Facebook founder Mark Zuckerberg offers another case study. The multibillionaire advocates for a fluid southern border and lax immigration enforcement, but he has also stealthily spent $30 million to buy up four homes surrounding his Palo Alto estate. They form a sort of no-man’s-land defense outside his own Maginot Line fence, presumably designed against hoi polloi who might not share Zuckerberg’s taste or sense of privacy. Zuckerberg’s other estate in San Francisco is prompting neighbors’ complaints because his security team takes up all the best parking spaces. Walls and border security seem dear to the heart of the open-borders multibillionaire—when it’s his wall, his border security.

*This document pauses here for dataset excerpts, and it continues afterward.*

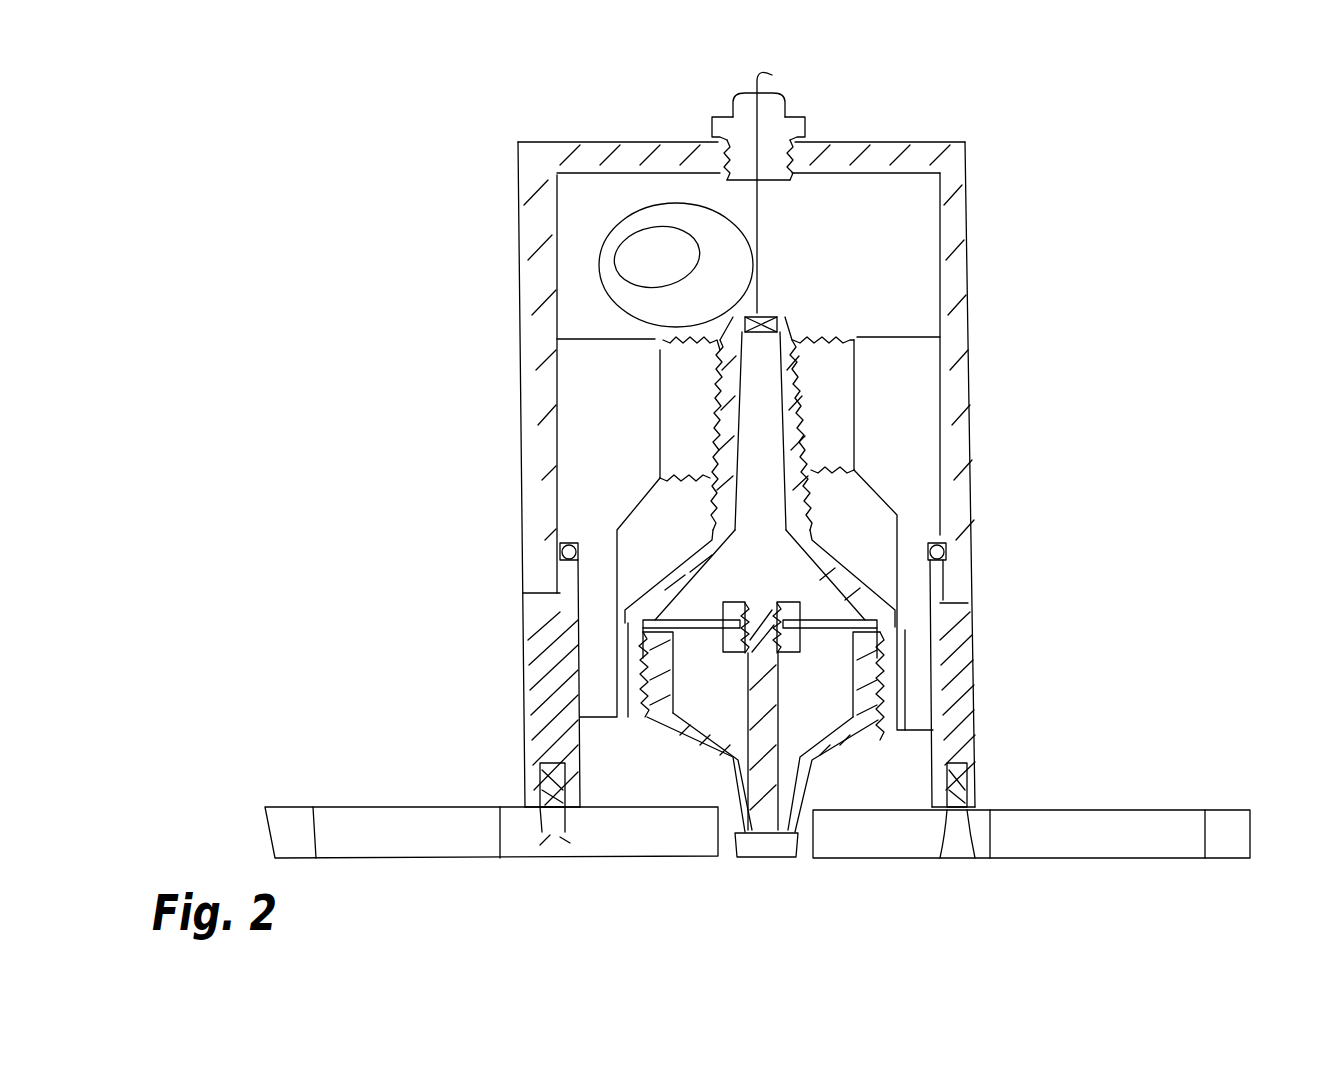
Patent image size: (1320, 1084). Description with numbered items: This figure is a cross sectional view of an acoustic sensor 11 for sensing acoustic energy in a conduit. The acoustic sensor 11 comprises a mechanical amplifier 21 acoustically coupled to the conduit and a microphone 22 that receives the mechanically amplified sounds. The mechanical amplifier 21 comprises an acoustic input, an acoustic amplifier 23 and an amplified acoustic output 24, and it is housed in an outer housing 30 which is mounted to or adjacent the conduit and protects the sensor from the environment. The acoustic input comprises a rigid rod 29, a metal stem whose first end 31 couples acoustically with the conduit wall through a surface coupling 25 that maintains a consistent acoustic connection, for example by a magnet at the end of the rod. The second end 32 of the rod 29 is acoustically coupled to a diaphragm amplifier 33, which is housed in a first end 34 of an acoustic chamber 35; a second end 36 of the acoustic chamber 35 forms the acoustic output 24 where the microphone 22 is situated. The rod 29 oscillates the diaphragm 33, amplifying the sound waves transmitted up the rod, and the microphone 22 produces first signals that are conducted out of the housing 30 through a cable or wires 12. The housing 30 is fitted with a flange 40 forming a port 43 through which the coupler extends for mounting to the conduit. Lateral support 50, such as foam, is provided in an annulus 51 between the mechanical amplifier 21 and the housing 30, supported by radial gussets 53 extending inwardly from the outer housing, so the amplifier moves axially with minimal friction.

The acoustic sensor 11 is at (1025, 140).
The cable or wires 12 is at (760, 238).
The mechanical amplifier 21 is at (864, 583).
The microphone 22 is at (764, 317).
The acoustic amplifier 23 is at (823, 630).
The amplified acoustic output 24 is at (762, 370).
The surface coupling 25 is at (758, 858).
The rigid rod 29 is at (760, 760).
The outer housing 30 is at (535, 173).
The first end of rod 31 is at (763, 793).
The second end of rod 32 is at (763, 660).
The diaphragm amplifier 33 is at (697, 617).
The first end of acoustic chamber 34 is at (703, 583).
The acoustic chamber 35 is at (767, 557).
The second end of acoustic chamber 36 is at (753, 342).
The flange 40 is at (1120, 795).
The port 43 is at (728, 845).
The lateral support 50 is at (827, 389).
The annulus 51 is at (850, 519).
The radial gussets 53 is at (891, 406).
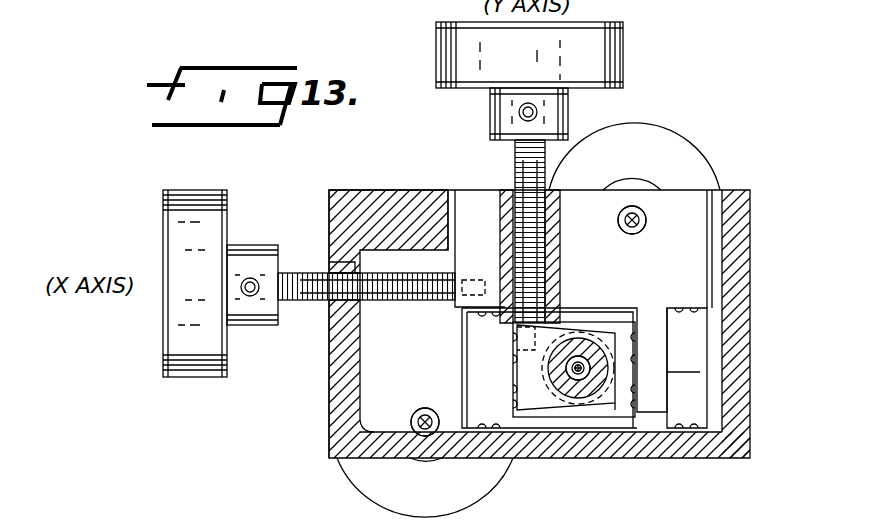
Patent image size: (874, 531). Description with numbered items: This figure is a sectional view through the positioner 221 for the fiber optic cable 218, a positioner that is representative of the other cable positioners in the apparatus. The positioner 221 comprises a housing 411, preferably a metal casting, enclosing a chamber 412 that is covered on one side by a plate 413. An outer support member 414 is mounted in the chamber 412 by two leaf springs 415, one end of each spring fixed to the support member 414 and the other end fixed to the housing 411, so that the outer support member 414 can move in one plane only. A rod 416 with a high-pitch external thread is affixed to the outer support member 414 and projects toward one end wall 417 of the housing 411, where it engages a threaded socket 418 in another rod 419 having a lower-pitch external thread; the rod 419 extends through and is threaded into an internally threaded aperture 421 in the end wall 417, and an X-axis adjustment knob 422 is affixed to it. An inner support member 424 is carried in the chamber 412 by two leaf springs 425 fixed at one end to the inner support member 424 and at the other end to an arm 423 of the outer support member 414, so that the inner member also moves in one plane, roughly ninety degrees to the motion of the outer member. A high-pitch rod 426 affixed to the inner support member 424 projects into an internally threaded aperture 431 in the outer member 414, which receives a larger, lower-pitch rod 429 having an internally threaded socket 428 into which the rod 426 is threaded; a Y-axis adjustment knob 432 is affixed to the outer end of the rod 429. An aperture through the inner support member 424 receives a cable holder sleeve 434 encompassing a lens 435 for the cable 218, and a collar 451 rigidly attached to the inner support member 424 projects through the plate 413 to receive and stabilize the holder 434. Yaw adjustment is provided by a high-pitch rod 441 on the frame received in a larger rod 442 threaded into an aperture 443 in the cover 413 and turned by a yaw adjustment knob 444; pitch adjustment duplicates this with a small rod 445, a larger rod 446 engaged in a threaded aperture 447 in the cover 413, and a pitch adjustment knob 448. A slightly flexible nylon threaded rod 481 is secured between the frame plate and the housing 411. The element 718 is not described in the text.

The housing 411 is at (757, 272).
The chamber 412 is at (480, 338).
The plate 413 is at (372, 347).
The outer support member 414 is at (700, 192).
The leaf springs 415 is at (462, 362).
The rod 416 is at (446, 302).
The end wall 417 is at (338, 377).
The threaded socket 418 is at (318, 268).
The rod 419 is at (282, 280).
The internally threaded aperture 421 is at (322, 300).
The X-axis adjustment knob 422 is at (182, 190).
The arm 423 is at (700, 372).
The inner support member 424 is at (520, 364).
The leaf springs 425 is at (568, 345).
The rod 426 is at (520, 292).
The internally threaded socket 428 is at (513, 176).
The rod 429 is at (568, 138).
The internally threaded aperture 431 is at (582, 253).
The Y-axis adjustment knob 432 is at (625, 55).
The cable holder sleeve 434 is at (578, 375).
The lens 435 is at (600, 340).
The rod 441 is at (428, 430).
The rod 442 is at (413, 423).
The aperture 443 is at (420, 410).
The yaw adjustment knob 444 is at (350, 468).
The rod 445 is at (620, 220).
The rod 446 is at (648, 222).
The threaded aperture 447 is at (636, 206).
The pitch adjustment knob 448 is at (660, 138).
The collar 451 is at (612, 330).
The threaded rod 481 is at (620, 410).
The fiber optic cable 218 is at (578, 385).
The positioner 221 is at (318, 188).
The element 718 is at (545, 525).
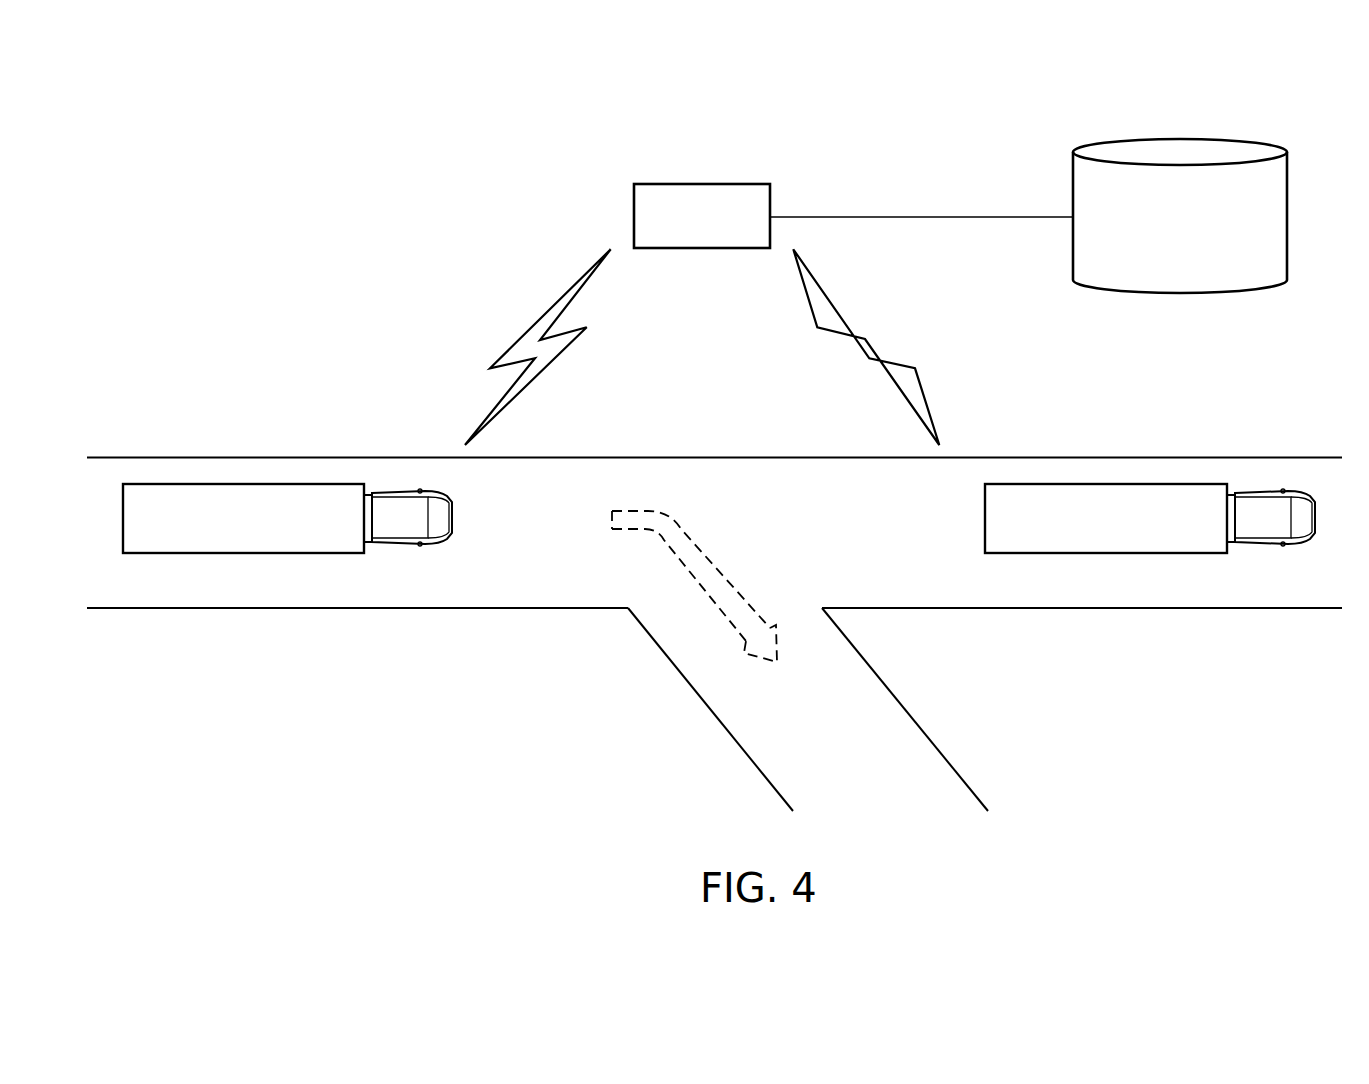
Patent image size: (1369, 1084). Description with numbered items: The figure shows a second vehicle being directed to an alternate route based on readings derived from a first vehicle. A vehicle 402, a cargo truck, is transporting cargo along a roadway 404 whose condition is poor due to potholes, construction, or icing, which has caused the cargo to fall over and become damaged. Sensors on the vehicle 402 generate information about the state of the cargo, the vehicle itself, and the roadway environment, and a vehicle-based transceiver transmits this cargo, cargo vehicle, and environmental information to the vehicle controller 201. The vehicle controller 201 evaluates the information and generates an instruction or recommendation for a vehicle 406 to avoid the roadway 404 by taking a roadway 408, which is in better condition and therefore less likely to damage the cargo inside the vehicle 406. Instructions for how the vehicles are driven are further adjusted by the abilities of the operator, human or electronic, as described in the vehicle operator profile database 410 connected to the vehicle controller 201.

The vehicle controller 201 is at (702, 184).
The vehicle operator profile database 410 is at (1176, 139).
The vehicle 402 is at (1134, 531).
The roadway 404 is at (1242, 596).
The vehicle 406 is at (270, 531).
The roadway 408 is at (877, 801).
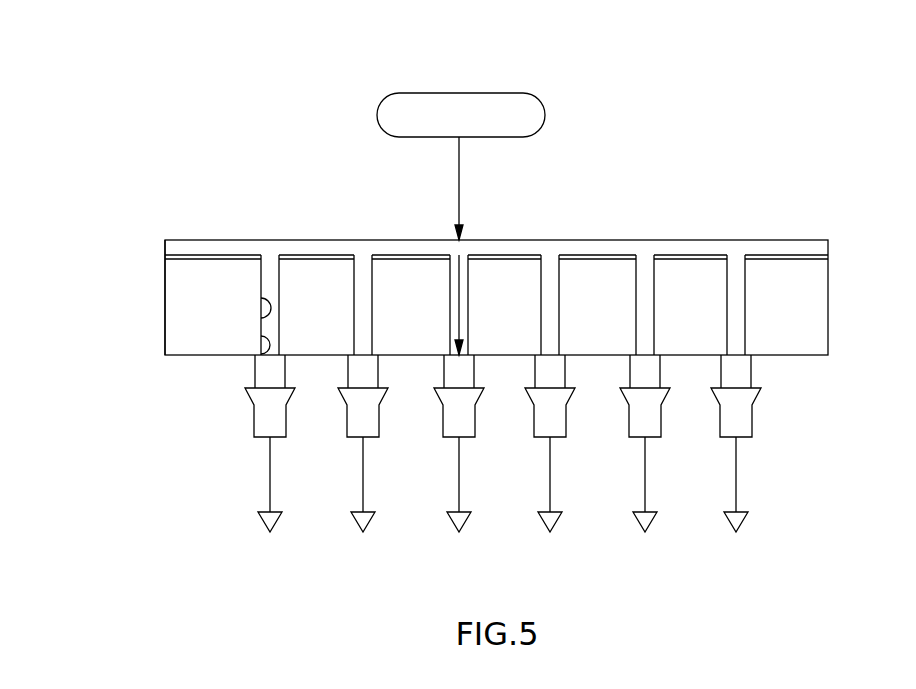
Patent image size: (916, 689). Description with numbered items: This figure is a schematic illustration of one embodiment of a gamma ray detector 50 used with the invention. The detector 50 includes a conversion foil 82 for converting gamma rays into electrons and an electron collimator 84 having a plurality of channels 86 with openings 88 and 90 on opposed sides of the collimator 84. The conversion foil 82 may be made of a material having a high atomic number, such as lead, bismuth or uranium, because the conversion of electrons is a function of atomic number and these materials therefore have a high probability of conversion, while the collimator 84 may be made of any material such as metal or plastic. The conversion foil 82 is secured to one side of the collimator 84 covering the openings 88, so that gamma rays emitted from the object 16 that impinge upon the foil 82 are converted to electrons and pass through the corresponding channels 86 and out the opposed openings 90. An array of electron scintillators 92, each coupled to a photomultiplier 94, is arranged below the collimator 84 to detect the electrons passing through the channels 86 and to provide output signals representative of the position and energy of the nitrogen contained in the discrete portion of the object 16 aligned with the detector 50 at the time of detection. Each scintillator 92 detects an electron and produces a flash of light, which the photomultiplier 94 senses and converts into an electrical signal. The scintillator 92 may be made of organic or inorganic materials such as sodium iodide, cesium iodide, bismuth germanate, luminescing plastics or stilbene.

The object 16 is at (425, 93).
The detector 50 is at (243, 153).
The conversion foil 82 is at (602, 240).
The electron collimator 84 is at (165, 283).
The channels 86 is at (262, 318).
The openings 88 is at (265, 263).
The openings 90 is at (257, 338).
The electron scintillators 92 is at (535, 365).
The photomultiplier 94 is at (565, 421).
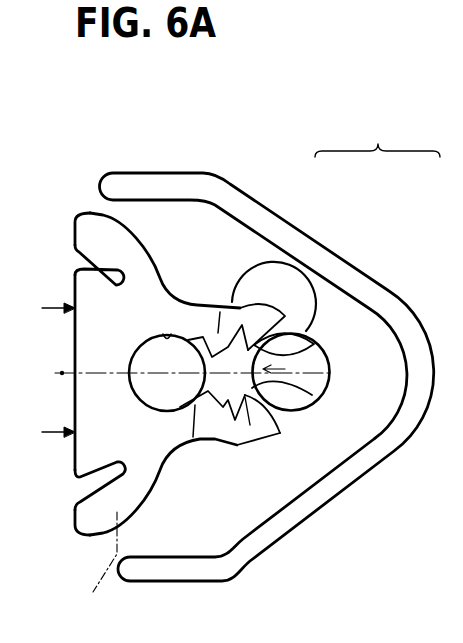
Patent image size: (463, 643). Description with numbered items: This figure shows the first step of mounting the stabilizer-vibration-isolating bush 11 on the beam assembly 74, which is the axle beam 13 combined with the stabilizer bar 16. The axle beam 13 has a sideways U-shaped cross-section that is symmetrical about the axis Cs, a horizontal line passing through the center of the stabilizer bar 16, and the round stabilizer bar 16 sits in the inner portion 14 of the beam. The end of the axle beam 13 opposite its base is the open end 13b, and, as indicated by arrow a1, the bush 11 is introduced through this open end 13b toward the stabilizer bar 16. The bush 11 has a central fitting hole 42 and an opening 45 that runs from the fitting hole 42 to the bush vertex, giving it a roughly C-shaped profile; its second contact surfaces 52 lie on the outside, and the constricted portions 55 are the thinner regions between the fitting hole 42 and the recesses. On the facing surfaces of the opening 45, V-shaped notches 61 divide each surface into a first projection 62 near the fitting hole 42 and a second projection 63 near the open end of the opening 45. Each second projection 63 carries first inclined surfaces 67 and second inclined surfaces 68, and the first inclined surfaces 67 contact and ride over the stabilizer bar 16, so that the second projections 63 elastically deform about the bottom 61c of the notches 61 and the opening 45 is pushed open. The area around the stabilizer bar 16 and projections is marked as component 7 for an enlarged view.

The bush 11 is at (83, 213).
The axle beam 13 is at (321, 244).
The inner portion 14 is at (164, 548).
The stabilizer bar 16 is at (300, 337).
The fitting hole 42 is at (182, 300).
The opening 45 is at (314, 362).
The second contact surfaces 52 is at (146, 238).
The constricted portions 55 is at (450, 460).
The notch 61 is at (232, 306).
The bottom of the notch 61c is at (244, 398).
The first projection 62 is at (212, 345).
The second projection 63 is at (263, 300).
The first inclined surfaces 67 is at (297, 322).
The second inclined surfaces 68 is at (298, 352).
The component 7 is at (280, 283).
The beam assembly 74 is at (377, 137).
The open end 13b is at (87, 565).
The arrow a1 is at (55, 361).
The axis Cs is at (62, 370).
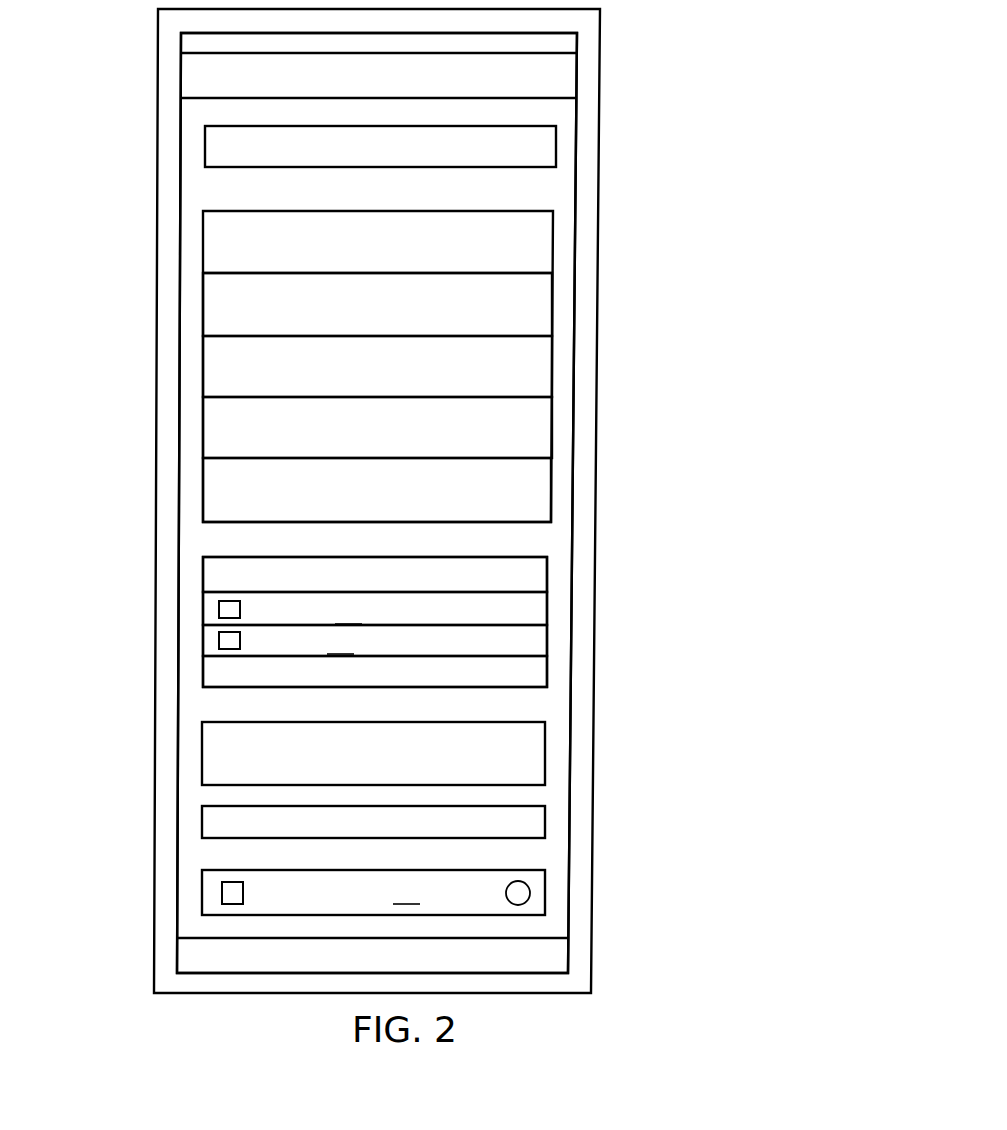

Academics may now caricature borders, but key to their posturing is either an ignorance of, or an unwillingness to address, why tens of millions of people choose to cross borders in the first place, leaving their homelands, language fluency, or capital—and at great personal risk. The answer is obvious, and it has little to do with natural resources or climate: migration, as it was in Rome during the fifth century AD, or as it was in the 1960s between mainland China and Hong Kong—and is now in the case of North and South Korea—has usually been a one-way street, from the non-West to the West or its Westernized manifestations. People walk, climb, swim, and fly across borders, secure in the knowledge that boundaries mark different approaches to human experience, with one side usually perceived as more successful or inviting than the other.
Ever excellent VDH. Hard to excerpt.